Lewis and his contemporaries chose love over hate. The Rev. Martin Luther King, Jr. preached, “Returning hate for hate multiplies hate, adding deeper darkness to a night already devoid of stars. Darkness cannot drive out darkness. Only light can do that. Hate cannot drive out hate. Only love can do that.”
While Jesus commanded us to love one another (John 13:34, 35), Ecclesiastes shares there is a time for everything, “a time to love, a time to hate (3:8)” When is it appropriate to hate?
Hate what God hates
God hates it when anything or anyone comes between us and Him. He demands ultimate loyalty. God hates when we grow slack in our devotion to Him.

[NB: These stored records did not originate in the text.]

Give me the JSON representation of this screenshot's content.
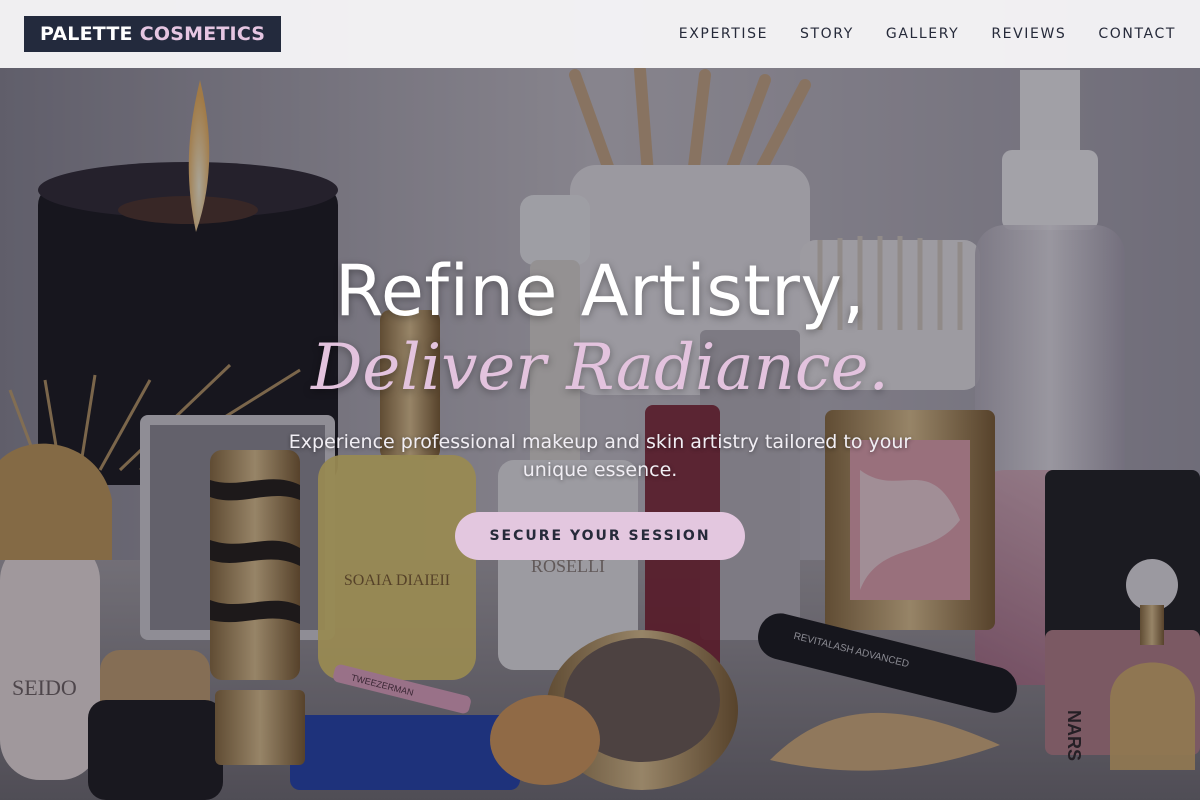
{
  "header": {
    "logo_word1": "PALETTE",
    "logo_word2": "COSMETICS",
    "nav": [
      {
        "label": "EXPERTISE"
      },
      {
        "label": "STORY"
      },
      {
        "label": "GALLERY"
      },
      {
        "label": "REVIEWS"
      },
      {
        "label": "CONTACT"
      }
    ]
  },
  "hero": {
    "title_line1": "Refine Artistry,",
    "title_line2": "Deliver Radiance.",
    "subtitle": "Experience professional makeup and skin artistry tailored to your unique essence.",
    "cta_label": "SECURE YOUR SESSION",
    "background_image": {
      "product_labels": [
        "TWEEZERMAN",
        "REVITALASH ADVANCED",
        "ROSELLI",
        "NARS",
        "SEIDO"
      ]
    }
  },
  "colors": {
    "accent": "#e3c7df",
    "navy": "#232a3d",
    "header_bg": "#f6f5f7",
    "title_white": "#ffffff",
    "title_pink": "#e3c3de"
  }
}
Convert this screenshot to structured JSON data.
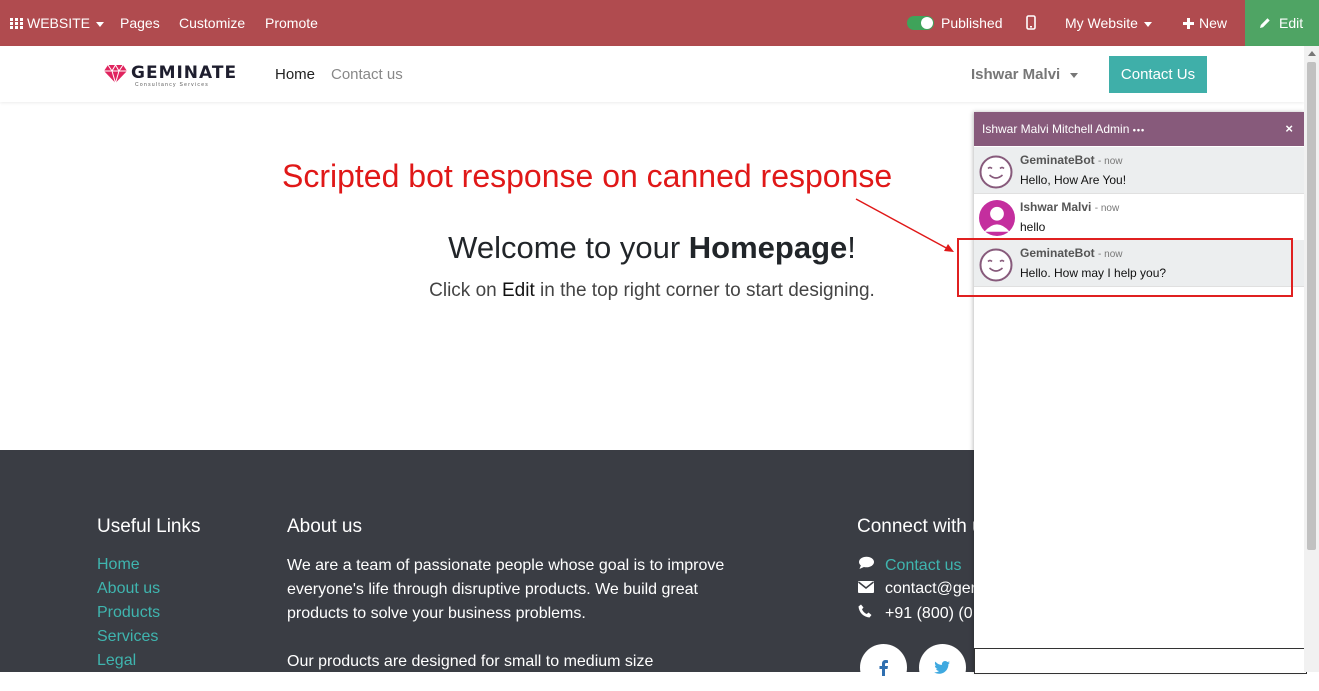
{
  "admin_bar": {
    "website_menu": "WEBSITE",
    "pages": "Pages",
    "customize": "Customize",
    "promote": "Promote",
    "published_label": "Published",
    "my_website": "My Website",
    "new_label": "New",
    "edit_label": "Edit",
    "bar_color": "#b04b4f",
    "edit_color": "#4fa464"
  },
  "header": {
    "logo_text": "GEMINATE",
    "logo_subtext": "Consultancy Services",
    "nav": [
      {
        "label": "Home",
        "active": true
      },
      {
        "label": "Contact us",
        "active": false
      }
    ],
    "user_name": "Ishwar Malvi",
    "cta_label": "Contact Us",
    "cta_color": "#3fafa9"
  },
  "annotation": {
    "text": "Scripted bot response on canned response",
    "color": "#e01818"
  },
  "main": {
    "welcome_prefix": "Welcome to your ",
    "welcome_bold": "Homepage",
    "welcome_suffix": "!",
    "sub_prefix": "Click on ",
    "sub_bold": "Edit",
    "sub_suffix": " in the top right corner to start designing."
  },
  "footer": {
    "useful_links_title": "Useful Links",
    "useful_links": [
      "Home",
      "About us",
      "Products",
      "Services",
      "Legal"
    ],
    "about_title": "About us",
    "about_text_1": "We are a team of passionate people whose goal is to improve everyone's life through disruptive products. We build great products to solve your business problems.",
    "about_text_2": "Our products are designed for small to medium size",
    "connect_title": "Connect with u",
    "contact_link": "Contact us",
    "email": "contact@ger",
    "phone": "+91 (800) (0"
  },
  "chat": {
    "title": "Ishwar Malvi Mitchell Admin",
    "title_dots": "•••",
    "close_icon": "×",
    "header_color": "#875a7b",
    "messages": [
      {
        "author": "GeminateBot",
        "time": "- now",
        "body": "Hello, How Are You!",
        "avatar": "bot-face-icon"
      },
      {
        "author": "Ishwar Malvi",
        "time": "- now",
        "body": "hello",
        "avatar": "user-avatar-icon"
      },
      {
        "author": "GeminateBot",
        "time": "- now",
        "body": "Hello. How may I help you?",
        "avatar": "bot-face-icon"
      }
    ],
    "input_value": ""
  }
}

God also hates sin because God commands us to be holy as He is holy (I Peter 1:16), and sin stymies our pursuit of holy living. Proverbs 6:17-19 lists seven things God hates: “A proud look, a lying tongue, hands that shed innocent blood, a heart that devises wicked plans, feet that are swift in running to evil, a false witness who speaks lies, and one who sows discord among the brethren.”
Hate behavior, but not people
Every person is someone created in the image of God, a person with whom God pursues a love relationship whether he or she realizes God’s pursuit or not. We can detest the behavior or the consequences of a person’s bad decisions while not hating the person.
I John 4:20 reads, “If someone says, ‘I love God,’ and hates his brother, he is a liar; for he who does not love his brother whom he has seen, how can he love God whom he has not seen?”
Hate the imperfections of this world
I’ve never heard anyone say, “I love cancer.” Cancer, dementia and other diseases come from living in a fallen world. A friend who survived a brutal Covid19 battle wrote these powerful words about her experience:
“Dear Covid, No one likes you. No one likes how you’ve wreaked havoc on people’s lives. No one likes that you’ve changed lives, taken lives, or that your effects seem to go on … and on … and on! I’m tired of you!
“I hate that my already-not-so-great-lung-function is decreased even more for an unknown amount of time …
“I hate that those of us who dealt with you months ago … still are! I hate what you’ve done to so many people. I hate that you’ve changed lives in such a negative way, made people take the hate that belongs solely on you and Satan and turned them against one another.
“But, you know what! Despite it all, I know that my God is in charge! He allows things only for the glory of His Kingdom. He doesn’t want this suffering! Just like He carried me through the tough times of being in the hospital alone on a ventilator, sedated for days, scared and lonely, He never left my side.
“Now, I wear a mask from the time I arrive at work until I leave. I sanitize my hands between every patient interaction, wear gloves when coming in contact with a patient, and come straight home to shower to protect my patients, my family, and myself. If I do go out in public, I wear my mask, carry gloves for pumping gas and throw them away at the station, and keep multiple bottles of hand sanitizer and alcohol in my car and purse. Covid is nothing to joke around with.”
I’m pretty sure God understands when we hate COVID-19 but, thankfully, there’s no COVID in heaven!